6.4. Partijen zijn het er ter zitting over eens geworden dat de hoeveelheid weggelekt water voor 1998 met behulp van de volgende formule kan worden vastgesteld: A -/- 1/3 x (B+C+D), waarin A, B, C en D staan voor de onder 6.3 weergeven hoeveelheden water die in 1998, 1996, 1997 respectievelijk 2000 zijn afgenomen. Het Hof heeft geen reden partijen hierin niet te volgen. Dit betekent dat ervan kan worden uitgegaan dat [6.069 -/- 1/3 x (2.849 + 3.147 + 2.282) =] 3.310 m3 water in 1998 is weggelekt.
6.5. In een geval, als het onderhavige, waarin belanghebbende stelt en aannemelijk maakt dat er bij hem tussen de watermeter en de aftappunten zowel relatief als absoluut bezien een grote hoeveelheid water is weggelekt, valt naar 's Hofs oordeel onder 'gebruikt water', als bedoeld in de Bijlage bij nummer 44, het afgenomen minus het weggelekte water. Zulks vloeit voort uit een grammaticale interpretatie van het woord 'gebruikt' in de Bijlage en is niet in strijd met de strekking van de Verordening, zoals die uit artikel 1 volgt.

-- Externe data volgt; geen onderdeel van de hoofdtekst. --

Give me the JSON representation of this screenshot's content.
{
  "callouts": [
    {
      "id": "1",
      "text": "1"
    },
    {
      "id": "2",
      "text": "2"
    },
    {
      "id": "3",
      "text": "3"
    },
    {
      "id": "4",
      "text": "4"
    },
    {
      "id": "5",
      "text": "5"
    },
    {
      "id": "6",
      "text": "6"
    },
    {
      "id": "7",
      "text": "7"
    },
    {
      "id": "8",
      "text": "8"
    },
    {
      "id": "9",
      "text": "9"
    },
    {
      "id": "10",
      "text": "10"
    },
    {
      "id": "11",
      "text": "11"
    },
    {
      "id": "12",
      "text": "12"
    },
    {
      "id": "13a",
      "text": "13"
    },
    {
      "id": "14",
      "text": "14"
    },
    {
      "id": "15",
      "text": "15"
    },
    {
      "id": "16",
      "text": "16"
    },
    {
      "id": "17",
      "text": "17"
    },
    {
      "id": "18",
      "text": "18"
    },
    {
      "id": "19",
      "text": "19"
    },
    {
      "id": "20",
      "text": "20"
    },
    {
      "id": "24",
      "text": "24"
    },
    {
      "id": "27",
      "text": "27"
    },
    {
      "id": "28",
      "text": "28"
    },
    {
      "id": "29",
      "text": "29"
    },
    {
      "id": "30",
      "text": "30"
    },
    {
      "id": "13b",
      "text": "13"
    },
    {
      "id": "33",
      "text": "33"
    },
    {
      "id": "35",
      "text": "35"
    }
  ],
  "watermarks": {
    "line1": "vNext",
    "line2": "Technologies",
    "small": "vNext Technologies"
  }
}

Weliswaar is de regeling, zoals die in de Bijlage is opgenomen, bedoeld om op een eenvoudige, forfaitaire - en dus ook enigszins grove - wijze vast te stellen wat de vervuilingswaarde met betrekking tot zuurstofbindende stoffen voor bedrijfsruimten als die van belanghebbende is, maar dat betekent niet dat onder 'gebruikt water' ingenomen water kan worden verstaan waarvan vaststaat dat ongeveer de helft daarvan bij belanghebbende niet verontreinigd in de grond is weggelekt.

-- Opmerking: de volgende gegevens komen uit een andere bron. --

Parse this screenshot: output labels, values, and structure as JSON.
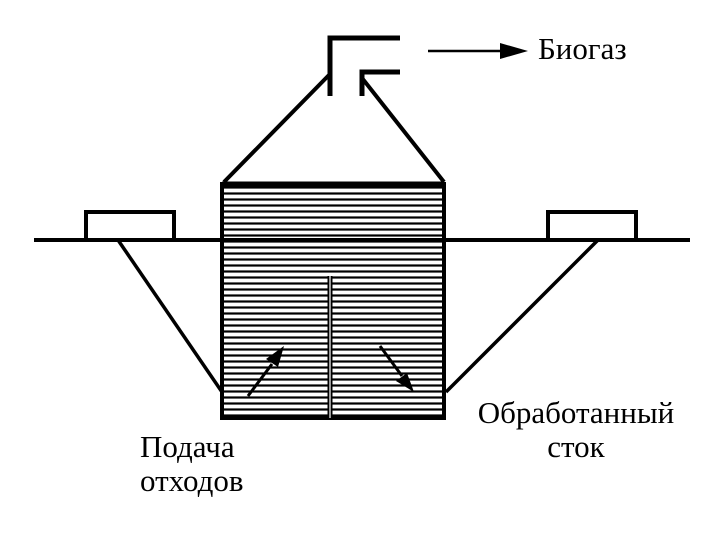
{
  "labels": {
    "biogas": "Биогаз",
    "feed_line1": "Подача",
    "feed_line2": "отходов",
    "outflow_line1": "Обработанный",
    "outflow_line2": "сток"
  },
  "colors": {
    "ink": "#000000",
    "background": "#ffffff"
  }
}
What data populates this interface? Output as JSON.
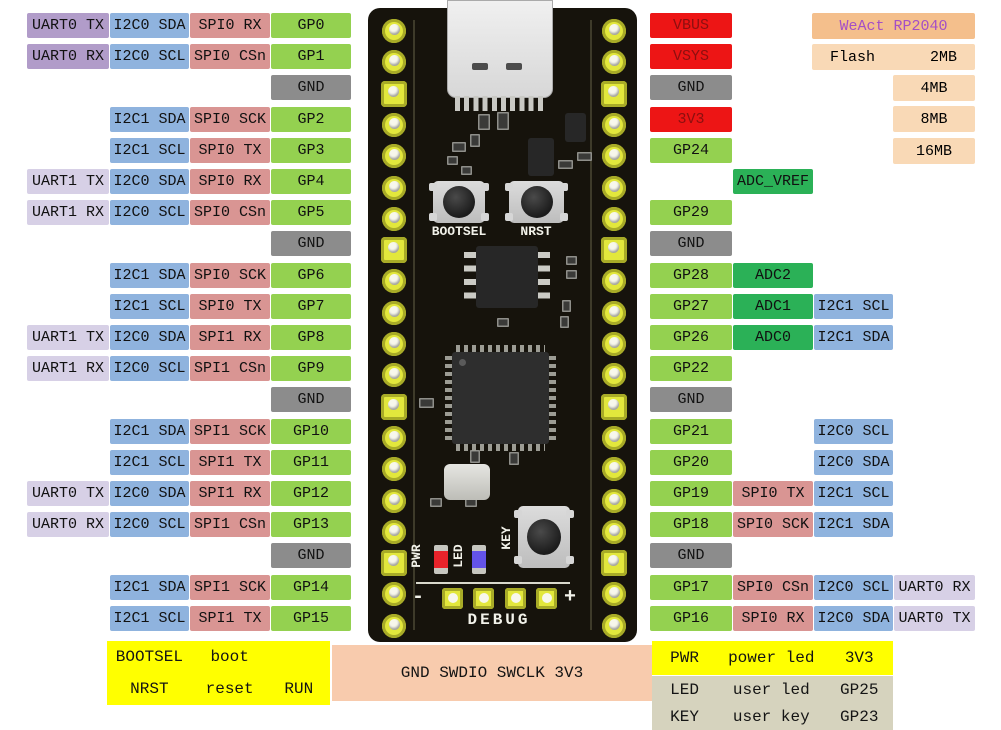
{
  "colors": {
    "uart0": "#b19cc9",
    "uart": "#d7d0e6",
    "i2c": "#8fb3de",
    "spi": "#d99593",
    "gpio": "#94d150",
    "gnd": "#8c8c8c",
    "pwr": "#ed1515",
    "pwrText": "#8c0f0f",
    "adc": "#2bb157",
    "brandBg": "#f4bf8c",
    "flashBg": "#f9d9b6",
    "debugBg": "#f8cbad",
    "yellow": "#ffff00",
    "beige": "#d6d3be",
    "brandText": "#a44fc6"
  },
  "left_pins": [
    {
      "gp": "GP0",
      "cells": [
        {
          "col": "uart",
          "label": "UART0 TX",
          "color": "uart0"
        },
        {
          "col": "i2c",
          "label": "I2C0 SDA",
          "color": "i2c"
        },
        {
          "col": "spi",
          "label": "SPI0 RX",
          "color": "spi"
        },
        {
          "col": "gp",
          "label": "GP0",
          "color": "gpio"
        }
      ]
    },
    {
      "gp": "GP1",
      "cells": [
        {
          "col": "uart",
          "label": "UART0 RX",
          "color": "uart0"
        },
        {
          "col": "i2c",
          "label": "I2C0 SCL",
          "color": "i2c"
        },
        {
          "col": "spi",
          "label": "SPI0 CSn",
          "color": "spi"
        },
        {
          "col": "gp",
          "label": "GP1",
          "color": "gpio"
        }
      ]
    },
    {
      "gp": "GND",
      "cells": [
        {
          "col": "gp",
          "label": "GND",
          "color": "gnd"
        }
      ]
    },
    {
      "gp": "GP2",
      "cells": [
        {
          "col": "i2c",
          "label": "I2C1 SDA",
          "color": "i2c"
        },
        {
          "col": "spi",
          "label": "SPI0 SCK",
          "color": "spi"
        },
        {
          "col": "gp",
          "label": "GP2",
          "color": "gpio"
        }
      ]
    },
    {
      "gp": "GP3",
      "cells": [
        {
          "col": "i2c",
          "label": "I2C1 SCL",
          "color": "i2c"
        },
        {
          "col": "spi",
          "label": "SPI0 TX",
          "color": "spi"
        },
        {
          "col": "gp",
          "label": "GP3",
          "color": "gpio"
        }
      ]
    },
    {
      "gp": "GP4",
      "cells": [
        {
          "col": "uart",
          "label": "UART1 TX",
          "color": "uart"
        },
        {
          "col": "i2c",
          "label": "I2C0 SDA",
          "color": "i2c"
        },
        {
          "col": "spi",
          "label": "SPI0 RX",
          "color": "spi"
        },
        {
          "col": "gp",
          "label": "GP4",
          "color": "gpio"
        }
      ]
    },
    {
      "gp": "GP5",
      "cells": [
        {
          "col": "uart",
          "label": "UART1 RX",
          "color": "uart"
        },
        {
          "col": "i2c",
          "label": "I2C0 SCL",
          "color": "i2c"
        },
        {
          "col": "spi",
          "label": "SPI0 CSn",
          "color": "spi"
        },
        {
          "col": "gp",
          "label": "GP5",
          "color": "gpio"
        }
      ]
    },
    {
      "gp": "GND",
      "cells": [
        {
          "col": "gp",
          "label": "GND",
          "color": "gnd"
        }
      ]
    },
    {
      "gp": "GP6",
      "cells": [
        {
          "col": "i2c",
          "label": "I2C1 SDA",
          "color": "i2c"
        },
        {
          "col": "spi",
          "label": "SPI0 SCK",
          "color": "spi"
        },
        {
          "col": "gp",
          "label": "GP6",
          "color": "gpio"
        }
      ]
    },
    {
      "gp": "GP7",
      "cells": [
        {
          "col": "i2c",
          "label": "I2C1 SCL",
          "color": "i2c"
        },
        {
          "col": "spi",
          "label": "SPI0 TX",
          "color": "spi"
        },
        {
          "col": "gp",
          "label": "GP7",
          "color": "gpio"
        }
      ]
    },
    {
      "gp": "GP8",
      "cells": [
        {
          "col": "uart",
          "label": "UART1 TX",
          "color": "uart"
        },
        {
          "col": "i2c",
          "label": "I2C0 SDA",
          "color": "i2c"
        },
        {
          "col": "spi",
          "label": "SPI1 RX",
          "color": "spi"
        },
        {
          "col": "gp",
          "label": "GP8",
          "color": "gpio"
        }
      ]
    },
    {
      "gp": "GP9",
      "cells": [
        {
          "col": "uart",
          "label": "UART1 RX",
          "color": "uart"
        },
        {
          "col": "i2c",
          "label": "I2C0 SCL",
          "color": "i2c"
        },
        {
          "col": "spi",
          "label": "SPI1 CSn",
          "color": "spi"
        },
        {
          "col": "gp",
          "label": "GP9",
          "color": "gpio"
        }
      ]
    },
    {
      "gp": "GND",
      "cells": [
        {
          "col": "gp",
          "label": "GND",
          "color": "gnd"
        }
      ]
    },
    {
      "gp": "GP10",
      "cells": [
        {
          "col": "i2c",
          "label": "I2C1 SDA",
          "color": "i2c"
        },
        {
          "col": "spi",
          "label": "SPI1 SCK",
          "color": "spi"
        },
        {
          "col": "gp",
          "label": "GP10",
          "color": "gpio"
        }
      ]
    },
    {
      "gp": "GP11",
      "cells": [
        {
          "col": "i2c",
          "label": "I2C1 SCL",
          "color": "i2c"
        },
        {
          "col": "spi",
          "label": "SPI1 TX",
          "color": "spi"
        },
        {
          "col": "gp",
          "label": "GP11",
          "color": "gpio"
        }
      ]
    },
    {
      "gp": "GP12",
      "cells": [
        {
          "col": "uart",
          "label": "UART0 TX",
          "color": "uart"
        },
        {
          "col": "i2c",
          "label": "I2C0 SDA",
          "color": "i2c"
        },
        {
          "col": "spi",
          "label": "SPI1 RX",
          "color": "spi"
        },
        {
          "col": "gp",
          "label": "GP12",
          "color": "gpio"
        }
      ]
    },
    {
      "gp": "GP13",
      "cells": [
        {
          "col": "uart",
          "label": "UART0 RX",
          "color": "uart"
        },
        {
          "col": "i2c",
          "label": "I2C0 SCL",
          "color": "i2c"
        },
        {
          "col": "spi",
          "label": "SPI1 CSn",
          "color": "spi"
        },
        {
          "col": "gp",
          "label": "GP13",
          "color": "gpio"
        }
      ]
    },
    {
      "gp": "GND",
      "cells": [
        {
          "col": "gp",
          "label": "GND",
          "color": "gnd"
        }
      ]
    },
    {
      "gp": "GP14",
      "cells": [
        {
          "col": "i2c",
          "label": "I2C1 SDA",
          "color": "i2c"
        },
        {
          "col": "spi",
          "label": "SPI1 SCK",
          "color": "spi"
        },
        {
          "col": "gp",
          "label": "GP14",
          "color": "gpio"
        }
      ]
    },
    {
      "gp": "GP15",
      "cells": [
        {
          "col": "i2c",
          "label": "I2C1 SCL",
          "color": "i2c"
        },
        {
          "col": "spi",
          "label": "SPI1 TX",
          "color": "spi"
        },
        {
          "col": "gp",
          "label": "GP15",
          "color": "gpio"
        }
      ]
    }
  ],
  "right_pins": [
    {
      "gp": "VBUS",
      "cells": [
        {
          "col": "gp",
          "label": "VBUS",
          "color": "pwr",
          "fg": "pwrText"
        }
      ]
    },
    {
      "gp": "VSYS",
      "cells": [
        {
          "col": "gp",
          "label": "VSYS",
          "color": "pwr",
          "fg": "pwrText"
        }
      ]
    },
    {
      "gp": "GND",
      "cells": [
        {
          "col": "gp",
          "label": "GND",
          "color": "gnd"
        }
      ]
    },
    {
      "gp": "3V3",
      "cells": [
        {
          "col": "gp",
          "label": "3V3",
          "color": "pwr",
          "fg": "pwrText"
        }
      ]
    },
    {
      "gp": "GP24",
      "cells": [
        {
          "col": "gp",
          "label": "GP24",
          "color": "gpio"
        }
      ]
    },
    {
      "gp": "ADC_VREF",
      "cells": [
        {
          "col": "adc",
          "label": "ADC_VREF",
          "color": "adc"
        }
      ]
    },
    {
      "gp": "GP29",
      "cells": [
        {
          "col": "gp",
          "label": "GP29",
          "color": "gpio"
        }
      ]
    },
    {
      "gp": "GND",
      "cells": [
        {
          "col": "gp",
          "label": "GND",
          "color": "gnd"
        }
      ]
    },
    {
      "gp": "GP28",
      "cells": [
        {
          "col": "gp",
          "label": "GP28",
          "color": "gpio"
        },
        {
          "col": "adc",
          "label": "ADC2",
          "color": "adc"
        }
      ]
    },
    {
      "gp": "GP27",
      "cells": [
        {
          "col": "gp",
          "label": "GP27",
          "color": "gpio"
        },
        {
          "col": "adc",
          "label": "ADC1",
          "color": "adc"
        },
        {
          "col": "i2c",
          "label": "I2C1 SCL",
          "color": "i2c"
        }
      ]
    },
    {
      "gp": "GP26",
      "cells": [
        {
          "col": "gp",
          "label": "GP26",
          "color": "gpio"
        },
        {
          "col": "adc",
          "label": "ADC0",
          "color": "adc"
        },
        {
          "col": "i2c",
          "label": "I2C1 SDA",
          "color": "i2c"
        }
      ]
    },
    {
      "gp": "GP22",
      "cells": [
        {
          "col": "gp",
          "label": "GP22",
          "color": "gpio"
        }
      ]
    },
    {
      "gp": "GND",
      "cells": [
        {
          "col": "gp",
          "label": "GND",
          "color": "gnd"
        }
      ]
    },
    {
      "gp": "GP21",
      "cells": [
        {
          "col": "gp",
          "label": "GP21",
          "color": "gpio"
        },
        {
          "col": "i2c",
          "label": "I2C0 SCL",
          "color": "i2c"
        }
      ]
    },
    {
      "gp": "GP20",
      "cells": [
        {
          "col": "gp",
          "label": "GP20",
          "color": "gpio"
        },
        {
          "col": "i2c",
          "label": "I2C0 SDA",
          "color": "i2c"
        }
      ]
    },
    {
      "gp": "GP19",
      "cells": [
        {
          "col": "gp",
          "label": "GP19",
          "color": "gpio"
        },
        {
          "col": "adc",
          "label": "SPI0 TX",
          "color": "spi"
        },
        {
          "col": "i2c",
          "label": "I2C1 SCL",
          "color": "i2c"
        }
      ]
    },
    {
      "gp": "GP18",
      "cells": [
        {
          "col": "gp",
          "label": "GP18",
          "color": "gpio"
        },
        {
          "col": "adc",
          "label": "SPI0 SCK",
          "color": "spi"
        },
        {
          "col": "i2c",
          "label": "I2C1 SDA",
          "color": "i2c"
        }
      ]
    },
    {
      "gp": "GND",
      "cells": [
        {
          "col": "gp",
          "label": "GND",
          "color": "gnd"
        }
      ]
    },
    {
      "gp": "GP17",
      "cells": [
        {
          "col": "gp",
          "label": "GP17",
          "color": "gpio"
        },
        {
          "col": "adc",
          "label": "SPI0 CSn",
          "color": "spi"
        },
        {
          "col": "i2c",
          "label": "I2C0 SCL",
          "color": "i2c"
        },
        {
          "col": "uart",
          "label": "UART0 RX",
          "color": "uart"
        }
      ]
    },
    {
      "gp": "GP16",
      "cells": [
        {
          "col": "gp",
          "label": "GP16",
          "color": "gpio"
        },
        {
          "col": "adc",
          "label": "SPI0 RX",
          "color": "spi"
        },
        {
          "col": "i2c",
          "label": "I2C0 SDA",
          "color": "i2c"
        },
        {
          "col": "uart",
          "label": "UART0 TX",
          "color": "uart"
        }
      ]
    }
  ],
  "info": {
    "brand": "WeAct RP2040",
    "flash_label": "Flash",
    "flash_sizes": [
      "2MB",
      "4MB",
      "8MB",
      "16MB"
    ]
  },
  "board": {
    "bootsel": "BOOTSEL",
    "nrst": "NRST",
    "key": "KEY",
    "pwr": "PWR",
    "led": "LED",
    "debug": "DEBUG",
    "minus": "-",
    "plus": "+",
    "gnd_rows": [
      2,
      7,
      12,
      17
    ]
  },
  "legend": {
    "bootsel_rows": [
      [
        "BOOTSEL",
        "boot",
        ""
      ],
      [
        "NRST",
        "reset",
        "RUN"
      ]
    ],
    "debug_pins": "GND SWDIO SWCLK 3V3",
    "power_row": [
      "PWR",
      "power led",
      "3V3"
    ],
    "ledkey_rows": [
      [
        "LED",
        "user led",
        "GP25"
      ],
      [
        "KEY",
        "user key",
        "GP23"
      ]
    ]
  }
}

6.6. Nu de hoeveelheid ingenomen en weggelekt water niet in geschil, leidt het vorenoverwogene tot de conclusie dat de aanslag op [(6.069 -/- 3.310) x 0,023 =] 63,46 vervuilingseenheden moet worden vastgesteld.
7. PROCESKOSTEN
7.1. Nu belanghebbende omtrent kosten niets heeft gesteld en daarvan ook niet is gebleken laat het Hof een veroordeling op de voet van artikel 8:75 van de Algemene wet bestuursrecht achterwege.
8. BESLISSING
Het Hof:
- verklaart het beroep gegrond;
- vernietigt de bestreden uitspraak;
- vermindert de aanslag tot een berekend naar een vervuilingswaarde van 63,46 vervuilingseenheden;
- gelast het Hoogheemraadschap Amstel, Gooi en Vecht het griffierecht ad € 204,20 aan belanghebbende te vergoeden.

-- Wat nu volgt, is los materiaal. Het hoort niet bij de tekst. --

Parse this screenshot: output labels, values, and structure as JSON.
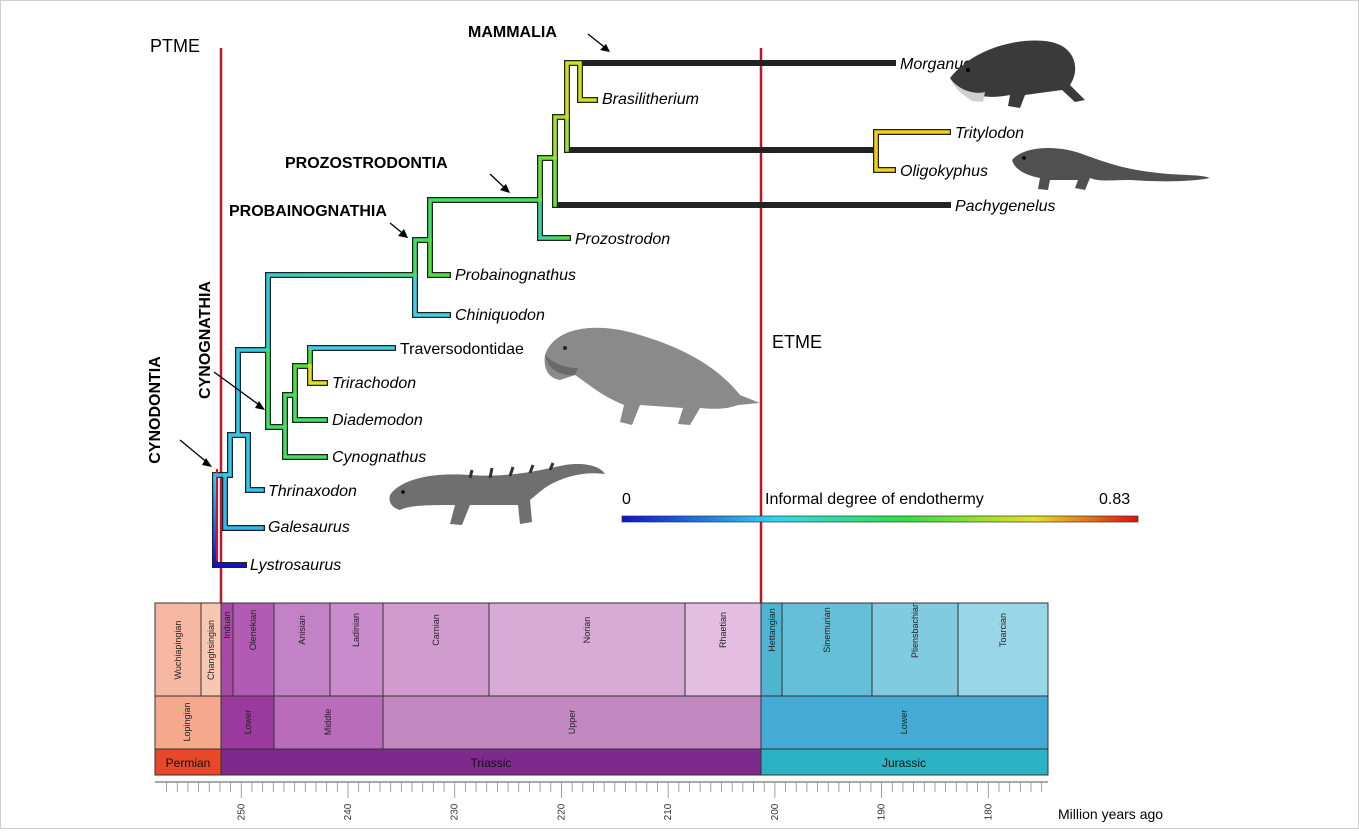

De uitspraak is vastgesteld op 14 november 2002 door mr. Goes, in tegenwoordigheid van drs. Tan als griffier. De beslissing is op die datum ter openbare zitting uitgesproken.
Het Hof heeft geen bezwaar tegen afgifte door de griffier van een afschrift van deze uitspraak in geanonimiseerde vorm.
Tegen deze uitspraak kan binnen zes weken na de verzenddatum van deze uitspraak beroep in cassatie worden ingesteld bij de Hoge Raad der Nederlanden. Daarbij moet het volgende in acht worden genomen:
1 Het instellen van beroep in cassatie geschiedt door het indienen een beroepschrift bij dit gerechtshof (zie voor het adres de begeleidende brief).
2 Bij het beroepschrift wordt een afschrift van de bestreden uitspraak overgelegd.
3 Het beroepschrift wordt ondertekend en bevat ten minste:
a. de naam en het adres van de indiener;
b. de dagtekening;
c. een omschrijving van de uitspraak waartegen het beroep in cassatie is gericht;
d. de gronden van het beroep in cassatie.
Voor het instellen van beroep is een griffierecht verschuldigd. Na het instellen van beroep in cassatie ontvangt U een nota griffierecht van de griffier van de Hoge Raad.
In het cassatieberoepschrift kan de Hoge Raad verzocht worden om de wederpartij te veroordelen in de proceskosten.